As much as the human being is a political animal, I know that each of us is also a spiritual being. We have learned in our work in North Carolina that, whatever our religious traditions, we cannot come together to work for the common good by ignoring our deepest values. Rather, we grow stronger in our work together as we embrace those things we most deeply believe, standing together where our values unite us and learning to respect one another where our traditions differ. We cannot let narrow religious forces highjack our moral vocabulary, forces who speak loudly about things God says little about while saying so little about issues that are at the heart of all our religious traditions: truth, justice, love, and mercy. The movement we have witnessed – the movement we most need – is a moral movement.[5]

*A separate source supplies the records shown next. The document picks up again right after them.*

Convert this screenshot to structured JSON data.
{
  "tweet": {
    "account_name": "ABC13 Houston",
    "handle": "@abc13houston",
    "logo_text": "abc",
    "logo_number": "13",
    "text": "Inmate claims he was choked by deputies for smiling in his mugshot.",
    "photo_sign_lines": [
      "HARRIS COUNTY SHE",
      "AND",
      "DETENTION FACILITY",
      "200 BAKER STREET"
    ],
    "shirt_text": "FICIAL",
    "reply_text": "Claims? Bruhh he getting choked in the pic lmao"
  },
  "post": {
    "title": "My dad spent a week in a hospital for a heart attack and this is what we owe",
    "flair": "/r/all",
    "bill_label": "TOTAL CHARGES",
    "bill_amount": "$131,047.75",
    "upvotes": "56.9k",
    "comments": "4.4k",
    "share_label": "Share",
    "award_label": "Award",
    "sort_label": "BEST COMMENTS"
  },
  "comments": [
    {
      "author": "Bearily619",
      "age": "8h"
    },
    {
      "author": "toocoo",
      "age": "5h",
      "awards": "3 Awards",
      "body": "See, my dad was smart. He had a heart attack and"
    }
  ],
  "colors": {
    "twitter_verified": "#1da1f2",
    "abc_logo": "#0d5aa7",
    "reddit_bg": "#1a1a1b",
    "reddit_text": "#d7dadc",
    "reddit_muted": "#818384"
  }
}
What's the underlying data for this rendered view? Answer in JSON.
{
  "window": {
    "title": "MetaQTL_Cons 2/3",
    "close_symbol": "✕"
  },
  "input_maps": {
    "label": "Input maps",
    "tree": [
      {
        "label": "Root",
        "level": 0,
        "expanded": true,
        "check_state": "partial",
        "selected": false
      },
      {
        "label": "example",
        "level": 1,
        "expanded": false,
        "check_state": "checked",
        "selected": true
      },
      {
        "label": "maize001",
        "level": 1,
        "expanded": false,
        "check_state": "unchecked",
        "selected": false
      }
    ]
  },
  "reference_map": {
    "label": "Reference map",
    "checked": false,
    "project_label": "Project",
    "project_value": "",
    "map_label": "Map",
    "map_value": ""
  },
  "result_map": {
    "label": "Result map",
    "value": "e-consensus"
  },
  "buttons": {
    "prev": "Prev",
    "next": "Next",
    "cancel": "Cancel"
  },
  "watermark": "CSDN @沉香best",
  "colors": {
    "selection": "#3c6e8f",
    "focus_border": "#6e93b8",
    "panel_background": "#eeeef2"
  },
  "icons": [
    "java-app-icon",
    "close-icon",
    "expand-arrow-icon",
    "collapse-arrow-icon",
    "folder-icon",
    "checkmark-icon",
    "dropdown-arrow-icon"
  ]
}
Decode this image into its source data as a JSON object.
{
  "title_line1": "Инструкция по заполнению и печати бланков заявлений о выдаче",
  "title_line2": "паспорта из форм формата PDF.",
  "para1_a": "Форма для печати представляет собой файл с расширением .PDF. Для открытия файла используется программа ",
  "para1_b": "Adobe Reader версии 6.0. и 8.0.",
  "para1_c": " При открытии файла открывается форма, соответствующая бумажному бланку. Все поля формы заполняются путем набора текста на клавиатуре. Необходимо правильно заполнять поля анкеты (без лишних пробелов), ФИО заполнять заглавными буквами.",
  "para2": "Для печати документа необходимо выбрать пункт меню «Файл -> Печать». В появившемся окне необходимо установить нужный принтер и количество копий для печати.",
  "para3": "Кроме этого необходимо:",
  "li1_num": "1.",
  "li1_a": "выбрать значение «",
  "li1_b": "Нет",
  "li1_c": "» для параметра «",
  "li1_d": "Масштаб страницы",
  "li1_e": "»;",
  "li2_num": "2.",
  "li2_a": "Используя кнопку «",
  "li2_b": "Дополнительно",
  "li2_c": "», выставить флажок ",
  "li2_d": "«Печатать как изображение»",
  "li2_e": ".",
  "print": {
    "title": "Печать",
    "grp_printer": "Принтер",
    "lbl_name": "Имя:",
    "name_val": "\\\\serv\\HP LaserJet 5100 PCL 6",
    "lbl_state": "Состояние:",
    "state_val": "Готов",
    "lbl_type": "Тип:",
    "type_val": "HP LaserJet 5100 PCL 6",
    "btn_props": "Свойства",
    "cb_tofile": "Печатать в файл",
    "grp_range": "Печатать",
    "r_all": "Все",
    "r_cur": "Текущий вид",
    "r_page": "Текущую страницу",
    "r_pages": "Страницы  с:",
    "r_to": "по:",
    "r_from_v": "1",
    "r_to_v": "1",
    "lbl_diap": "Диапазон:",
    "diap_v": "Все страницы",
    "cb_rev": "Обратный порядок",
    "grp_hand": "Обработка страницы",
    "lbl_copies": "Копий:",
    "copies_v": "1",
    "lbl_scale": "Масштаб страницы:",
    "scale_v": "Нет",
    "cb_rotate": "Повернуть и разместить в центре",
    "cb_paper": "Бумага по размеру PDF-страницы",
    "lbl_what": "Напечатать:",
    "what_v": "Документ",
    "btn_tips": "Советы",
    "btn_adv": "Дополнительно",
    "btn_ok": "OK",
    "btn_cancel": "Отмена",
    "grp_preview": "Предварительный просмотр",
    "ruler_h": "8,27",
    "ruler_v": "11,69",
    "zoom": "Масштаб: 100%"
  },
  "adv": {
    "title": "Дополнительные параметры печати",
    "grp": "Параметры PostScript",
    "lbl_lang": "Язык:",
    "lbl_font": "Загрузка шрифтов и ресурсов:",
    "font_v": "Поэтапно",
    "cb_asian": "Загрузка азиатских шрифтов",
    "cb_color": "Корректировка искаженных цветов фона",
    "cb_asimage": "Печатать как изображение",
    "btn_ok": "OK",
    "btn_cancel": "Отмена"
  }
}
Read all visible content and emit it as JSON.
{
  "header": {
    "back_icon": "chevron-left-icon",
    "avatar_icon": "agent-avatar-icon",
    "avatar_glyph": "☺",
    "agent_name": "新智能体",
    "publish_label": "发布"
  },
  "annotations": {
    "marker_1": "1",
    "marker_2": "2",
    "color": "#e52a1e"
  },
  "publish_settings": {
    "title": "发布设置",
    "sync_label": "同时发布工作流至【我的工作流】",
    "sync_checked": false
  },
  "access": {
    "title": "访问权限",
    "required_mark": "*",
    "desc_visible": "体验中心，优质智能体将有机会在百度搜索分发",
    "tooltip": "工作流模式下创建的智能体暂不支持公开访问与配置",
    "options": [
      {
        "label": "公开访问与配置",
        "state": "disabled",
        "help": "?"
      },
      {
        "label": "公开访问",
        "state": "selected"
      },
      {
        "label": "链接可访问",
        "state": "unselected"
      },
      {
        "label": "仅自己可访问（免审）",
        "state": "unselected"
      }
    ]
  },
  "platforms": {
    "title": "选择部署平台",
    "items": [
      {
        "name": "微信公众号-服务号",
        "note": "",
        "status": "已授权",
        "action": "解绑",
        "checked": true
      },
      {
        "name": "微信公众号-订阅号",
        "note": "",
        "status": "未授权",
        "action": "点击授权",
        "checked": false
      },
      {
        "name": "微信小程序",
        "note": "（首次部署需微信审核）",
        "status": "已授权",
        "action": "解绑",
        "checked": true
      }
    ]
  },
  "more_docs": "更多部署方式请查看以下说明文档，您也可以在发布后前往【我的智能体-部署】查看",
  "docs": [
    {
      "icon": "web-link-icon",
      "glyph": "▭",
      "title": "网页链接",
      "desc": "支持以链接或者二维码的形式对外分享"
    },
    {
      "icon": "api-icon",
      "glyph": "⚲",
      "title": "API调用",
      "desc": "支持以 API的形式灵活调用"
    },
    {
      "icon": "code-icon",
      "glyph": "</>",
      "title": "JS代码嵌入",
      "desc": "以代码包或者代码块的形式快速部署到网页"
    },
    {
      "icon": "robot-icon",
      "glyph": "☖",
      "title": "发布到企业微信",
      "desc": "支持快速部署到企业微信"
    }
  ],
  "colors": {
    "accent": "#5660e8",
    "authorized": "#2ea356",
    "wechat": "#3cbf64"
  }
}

[1] Aaron Rupar, “House Republican blasts McCabe firing, says Trump’s conduct doesn’t ‘bode well’ for GOP,” (ThinkProgress, 3/17/2018), https://thinkprogress.org/charlie-dent-mccabe-firing-trump-sessions-d869063c9063/
[2] https://twitter.com/usblm/status/973740290182926337
[3] The Reverend Dr. William J. Barber II and Jonathan Wilson-Hartgrove, The Third Reconstruction: How a Moral Movement is Overcoming the Politics of Division and Fear (Boston: Beacon Press, 2016), p. 116.
[4] Michelle Alexander, The New Jim Crow: Mass Incarceration in the Age of Colorblindness (New York/London: The New Press, 2010).
[5] Barber and Wilson-Hartgrove, The Third Reconstruction, Prologue, p. xv.